Podatki w USA stają się ważne dla świata. Porażka w Kongresie Trumpa, próbującego obalić Obamacare, ma wymiar polityczny, ale i materialny, przejawiający się w wycenie aktywów na świecie. Polityczny, bo to republikanie ze skrajnych skrzydeł uniemożliwili wejście w życie jednego z najważniejszych postulatów wyborczych prezydenta. Dla skrajnych konserwatystów zmiany w zasadach finansowania ubezpieczeń zdrowotnych były niewystarczające. A dla liberałów pozbawienie ubezpieczenia ponad 20 mln ludzi to było o jeden most za daleko.
Biznesowe podejście do polityki przeszło bolesny chrzest bojowy. Okazało się, ku zaskoczeniu Trumpa, że prezydent musi być politykiem, czyli poruszać się w środowisku polityków i posługiwać środkami politycznymi dla zapewnienia większości. Niewiara, że Trump to umie, podkopała powyborczy entuzjazm rynku, który wziął za dobrą monetę zapowiedzi ożywienia gospodarki, z reformą podatkową, deregulacją i wydatkami na infrastrukturę.
Zimny prysznic
Materialny wymiar końca etapu „Trump trade" na rynku finansowym to odpływ w tydzień z funduszy inwestujących w aktywa w USA ponad 9 mld dol., 10 proc. tego, co po wyborze Trumpa ulokowali w nich globalni inwestorzy. Pociągnęło to za sobą największe od listopada spadki na giełdzie, zwłaszcza w przypadku zorientowanych na rynek wewnętrzny małych i średnich firm. Wcześniej protekcjonistyczne hasła Trumpa pompowały ich zwyżki. Jego porażka przyniosła mocny spadek dolara wobec większości walut.
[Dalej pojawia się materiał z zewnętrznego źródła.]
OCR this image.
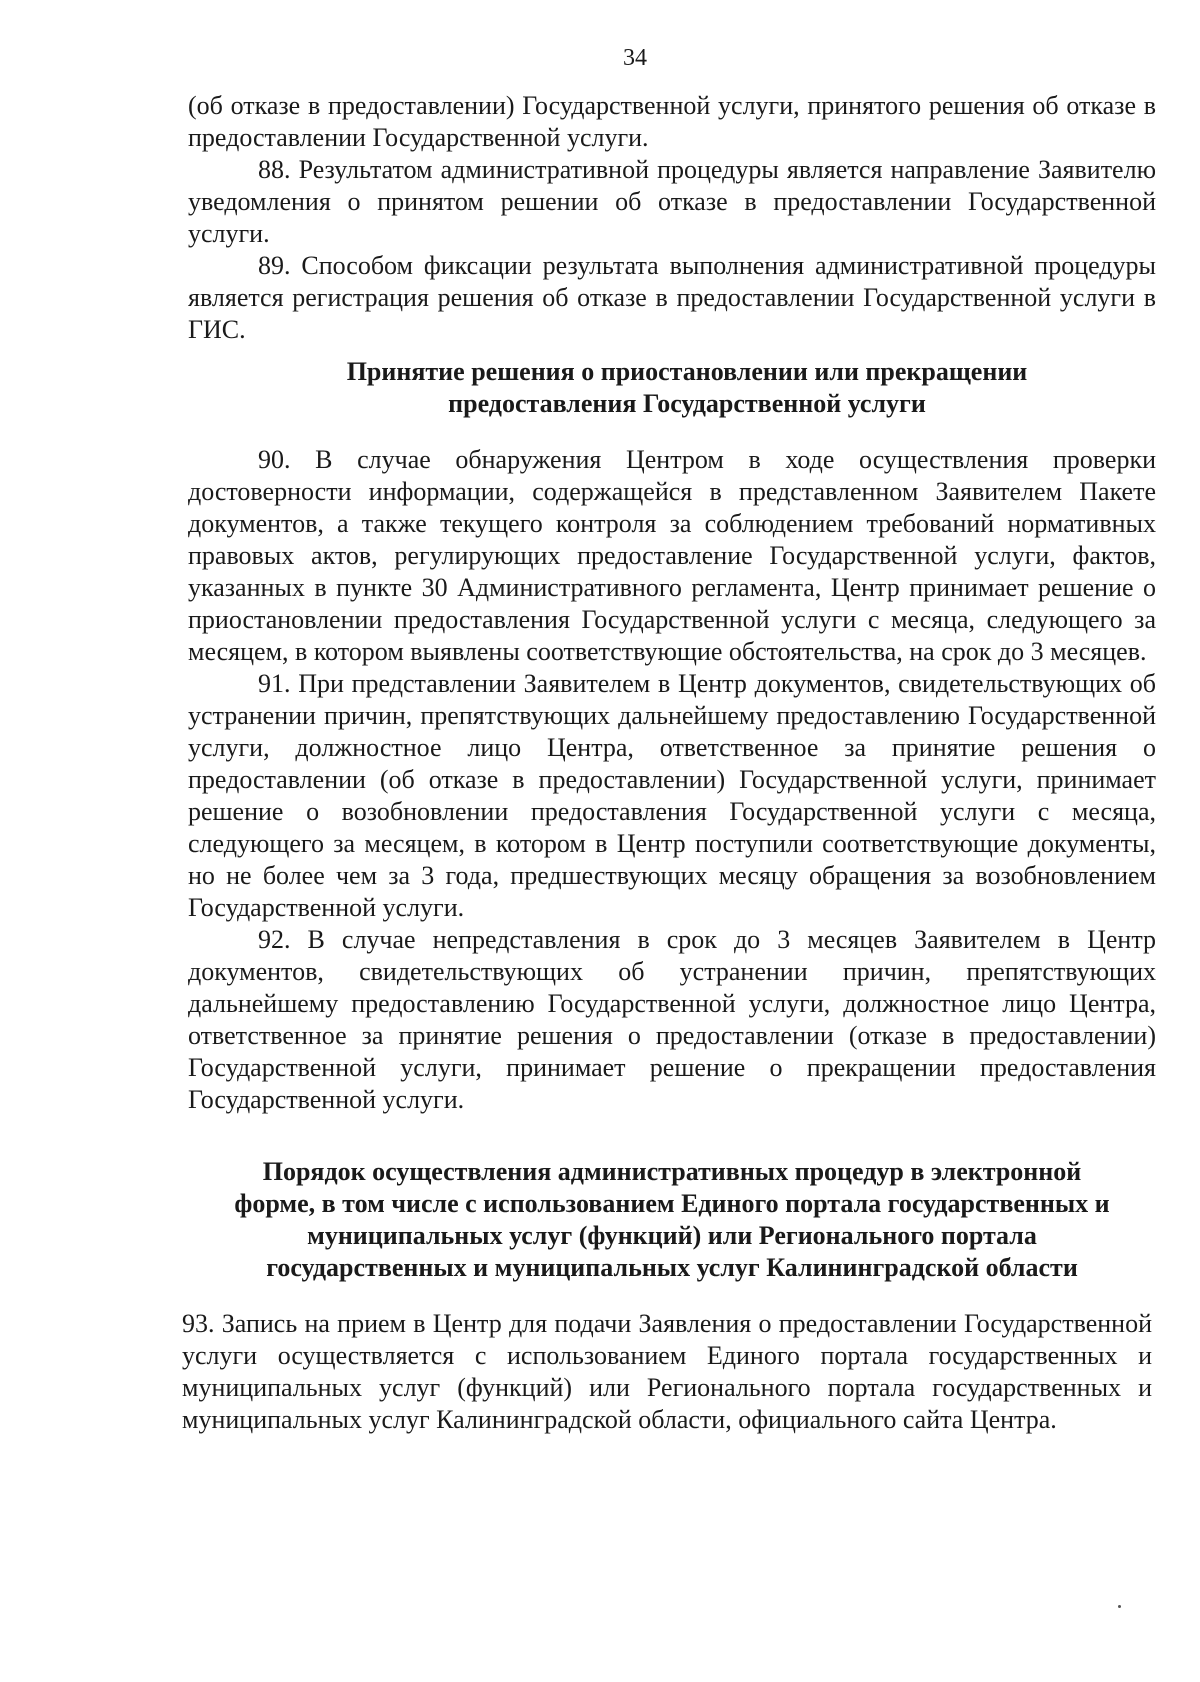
34

(об отказе в предоставлении) Государственной услуги, принятого решения об отказе в предоставлении Государственной услуги.

88. Результатом административной процедуры является направление Заявителю уведомления о принятом решении об отказе в предоставлении Государственной услуги.

89. Способом фиксации результата выполнения административной процедуры является регистрация решения об отказе в предоставлении Государственной услуги в ГИС.

Принятие решения о приостановлении или прекращении
предоставления Государственной услуги

90. В случае обнаружения Центром в ходе осуществления проверки достоверности информации, содержащейся в представленном Заявителем Пакете документов, а также текущего контроля за соблюдением требований нормативных правовых актов, регулирующих предоставление Государственной услуги, фактов, указанных в пункте 30 Административного регламента, Центр принимает решение о приостановлении предоставления Государственной услуги с месяца, следующего за месяцем, в котором выявлены соответствующие обстоятельства, на срок до 3 месяцев.

91. При представлении Заявителем в Центр документов, свидетельствующих об устранении причин, препятствующих дальнейшему предоставлению Государственной услуги, должностное лицо Центра, ответственное за принятие решения о предоставлении (об отказе в предоставлении) Государственной услуги, принимает решение о возобновлении предоставления Государственной услуги с месяца, следующего за месяцем, в котором в Центр поступили соответствующие документы, но не более чем за 3 года, предшествующих месяцу обращения за возобновлением Государственной услуги.

92. В случае непредставления в срок до 3 месяцев Заявителем в Центр документов, свидетельствующих об устранении причин, препятствующих дальнейшему предоставлению Государственной услуги, должностное лицо Центра, ответственное за принятие решения о предоставлении (отказе в предоставлении) Государственной услуги, принимает решение о прекращении предоставления Государственной услуги.

Порядок осуществления административных процедур в электронной
форме, в том числе с использованием Единого портала государственных и
муниципальных услуг (функций) или Регионального портала
государственных и муниципальных услуг Калининградской области

93. Запись на прием в Центр для подачи Заявления о предоставлении Государственной услуги осуществляется с использованием Единого портала государственных и муниципальных услуг (функций) или Регионального портала государственных и муниципальных услуг Калининградской области, официального сайта Центра.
Wzrósł popyt na aktywa w innych częściach świata. Zyskała Europa i rynki wschodzące, w tym Polska. Rynek forex złotego jest największy w naszym regionie i płynny, a 90 proc. handlu naszą walutą odbywa się w Londynie. Przy obecnych nastrojach globalnych nikt z inwestorów nie zajmuje się analizowaniem rys w makroekonomicznych fundamentach, które mogą zmienić się w spore szczeliny za dwa–trzy lata. Handel walutami i obligacjami to szybki biznes o krótkim horyzoncie. A pożywką dla niego jest zmienność.